Whether that's the 1.2 million smart meters between now and 2030, the net zero ambitions over the same time window, or actually some of the other activities, such as our really, really bold ODI targets we set ourselves because we want customers to have fantastic customer service from ourselves. Now, we know, as getting ourselves in the right shape, we need to make sure that the regulator assesses our plan against the three key conditions, whether it's deliverability, affordability, or financability. On affordability, we feel we're in strong shape with the GBP 550 million support package, which will help around one in six customers that are struggling to afford their bill.
On deliverability, as you can see, we're on the right run rate already for our capital ambitions, and we've got ourselves with a locked-in supply chain and a load of insourced activities, such as our wastewater insourcing, which gives us a really strong opportunity for the future. And on financeability, following the recent equity raise that was supported so strongly by investors, we feel we've got a fantastic balance sheet, and we're in the right position with our ESG credentials to really be a strong investment opportunity for the future. So what I'd like to do now is, after telling the customer the water's back on, I'll introduce you to some of the amazing smart metering team, because it's all about team and talent that will secure our future. An amazing plan needs amazing people to deliver it for it to be a success.

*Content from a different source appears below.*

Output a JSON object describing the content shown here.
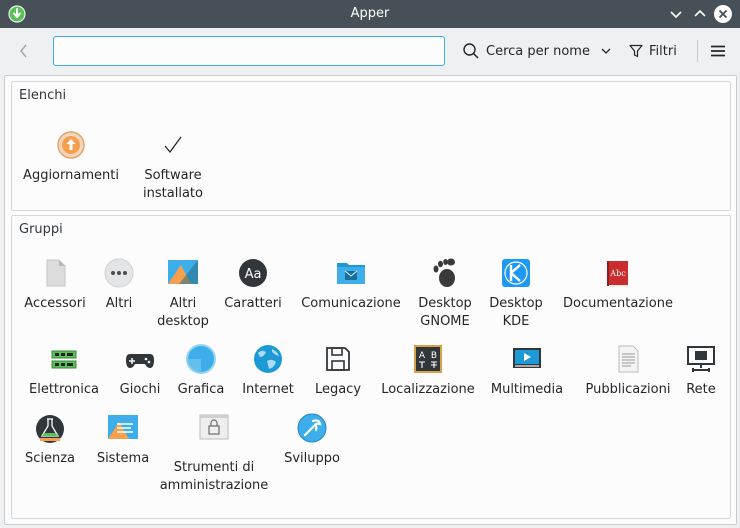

I was joined today by some of the smart metering team who came to train me today, watch me get it wrong, and I think have a little giggle at my expense. Now, I am super excited about the future. I genuinely believe we've got amazing people, and they are the best asset we have. And that means you also need to have the right skills to make sure that you can deliver against that plan. And we've got the academy, which allows us to really train up on brilliant technical skills. We've also got a strong track record in insourcing, and most recently, of course, we did the wastewater networks insourcing, that we again think gives us a bit of a boost for the future.
Now, as making sure that we've got those right skills, right people, we also need to make sure that everyone's engaged and headed in the right direction. And that's why, for the last few weeks, I've been out doing roadshows across the patch, meeting about 3,500 so far of our colleagues, with the remainder between now and Christmas. And I wasn't surprised, having met with colleagues and seen how enthused they are for the next 18 months and for the long-term future of the organization, that our most recent Quest scores were stellar. They were 8.6 out of 10, in the top 3% of utilities globally. And that is such an amazing platform on which we can build and deliver exciting things heading into AMP8.
Let me now give you a quick summary of the first six months of this financial year. So to sum up, we're focused every single day on making sure that we deliver strongly for our customers, and we close out AMP7 strongly. We're really pleased this year to have our greatest investment year yet on capital at the GBP 1 billion run rate. And we start the next AMP with a strong balance sheet, the ability to accelerate money now to make sure that we have a really strong five years between 2025 and 2030. So with that, a big thank you for listening. We look forward to having questions with you on Zoom later, and the whole of the executive team will be joining me to discuss any topic on your mind.